The theoretical model combines (i) the Frenkel‑exciton Hamiltonian for the seven bacteriochlorophyll sites of FMO, (ii) a single‑polarization cavity mode with resonance frequency ω_c and decay rate κ = ω_c/Q, (iii) a dipole‑type interaction H_c = ∑_i g μ_i(σ_i^+ a + σ_i^- a†) where g ∝ √(ω_c/2εV) and μ_i are the transition dipole projections, and (iv) a classical laser field coupling H_l(t) = −∑_i μ_i E(t) σ_i^+ + h.c. Environmental dephasing is introduced via a Lindblad Haken‑Strobl term with rate γ ranging from 1 to 100 cm⁻¹, covering realistic protein‑solvent fluctuations.

Numerical simulations of the full Liouville‑von Neumann master equation reveal a rich two‑dimensional landscape when ⟨a†a⟩ is plotted versus pump frequency ω_l and cavity frequency ω_c. Diagonal features (ω_l ≈ ω_c) align with the seven exciton energies of FMO, reproducing the familiar “peak‑on‑diagonal” pattern of 2D electronic spectroscopy. Off‑diagonal ridges appear where the cavity is resonant with one exciton while the pump addresses another, signalling coherent population transfer between exciton states. At higher pump intensities (≈ 10² kW cm⁻²) the diagonal peaks split, displaying an anti‑crossing reminiscent of dressed‑state (Rabi) splitting; this is interpreted as a laser‑induced hole‑burning effect that creates two new polaritonic branches.

Photon‑statistics analysis shows that, except on the exact diagonal (where g^(2)(0) ≈ 1, indicating a coherent state), the emitted light is sub‑Poissonian (g^(2)(0) < 1), i.e., anti‑bunched, revealing non‑classical photon generation driven by the coherent exciton dynamics. The degree of anti‑bunching is only weakly affected by dephasing, whereas the overall photon population drops sharply with increasing γ, suggesting that g^(2)(0) could serve as a robust probe of environmental noise strength.

To quantify quantum correlations between the cavity field and the biological sample, the authors compute the logarithmic negativity. Peaks in this entanglement measure appear around 800 fs after excitation and decay on a ~2 ps timescale, consistent with the fastest dephasing processes.
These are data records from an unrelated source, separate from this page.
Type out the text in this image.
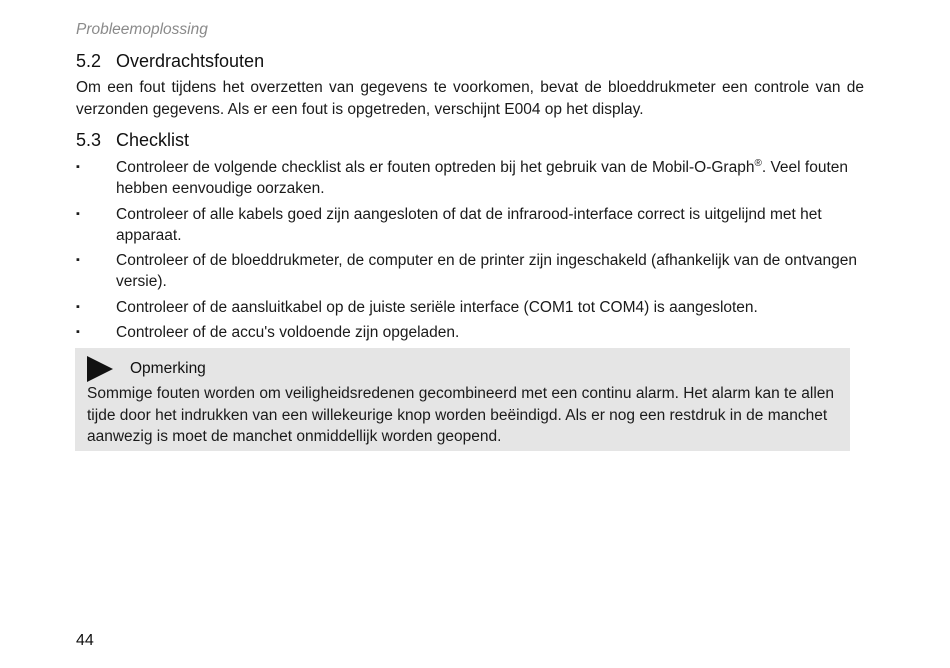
Probleemoplossing
5.2 Overdrachtsfouten
Om een fout tijdens het overzetten van gegevens te voorkomen, bevat de bloeddrukmeter een controle van de verzonden gegevens. Als er een fout is opgetreden, verschijnt E004 op het display.
5.3 Checklist
▪	Controleer de volgende checklist als er fouten optreden bij het gebruik van de Mobil-O-Graph®. Veel fouten hebben eenvoudige oorzaken.
▪	Controleer of alle kabels goed zijn aangesloten of dat de infrarood-interface correct is uitgelijnd met het apparaat.
▪	Controleer of de bloeddrukmeter, de computer en de printer zijn ingeschakeld (afhankelijk van de ontvangen versie).
▪	Controleer of de aansluitkabel op de juiste seriële interface (COM1 tot COM4) is aangesloten.
▪	Controleer of de accu's voldoende zijn opgeladen.
Opmerking
Sommige fouten worden om veiligheidsredenen gecombineerd met een continu alarm. Het alarm kan te allen tijde door het indrukken van een willekeurige knop worden beëindigd. Als er nog een restdruk in de manchet aanwezig is moet de manchet onmiddellijk worden geopend.
44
This transient entanglement indicates the formation of polaritons—hybrid light‑matter quasiparticles—within a single FMO complex coupled to the cavity.

Experimental feasibility is addressed: state‑of‑the‑art photonic crystal or micro‑disk cavities can achieve Q ≈ 10⁴–10⁵ with mode volumes V ≈ 5 λ³, yielding coupling strengths g ≈ 0.015 cm⁻¹·D; optimistic designs approaching the diffraction limit (V ≈ (λ/2)³) could push g to ≈ 0.1 cm⁻¹·D, sufficient to observe the predicted effects. Random orientation averaging was included in the simulations, but the authors note that orientational ordering would enhance signal contrast.

In summary, the paper establishes that cavity‑QED spectroscopy can directly map excitonic energy landscapes and coherent transport pathways of photosynthetic complexes onto measurable photon observables. It simultaneously demonstrates the generation of non‑classical light, the emergence of polariton states, and the possibility of using photon‑statistics as a diagnostic of environmental decoherence. The approach offers a complementary, potentially less invasive alternative to ultrafast multidimensional spectroscopy and opens avenues for probing both natural and artificial light‑harvesting systems, as well as for engineering entangled polaritonic states across separate biological samples.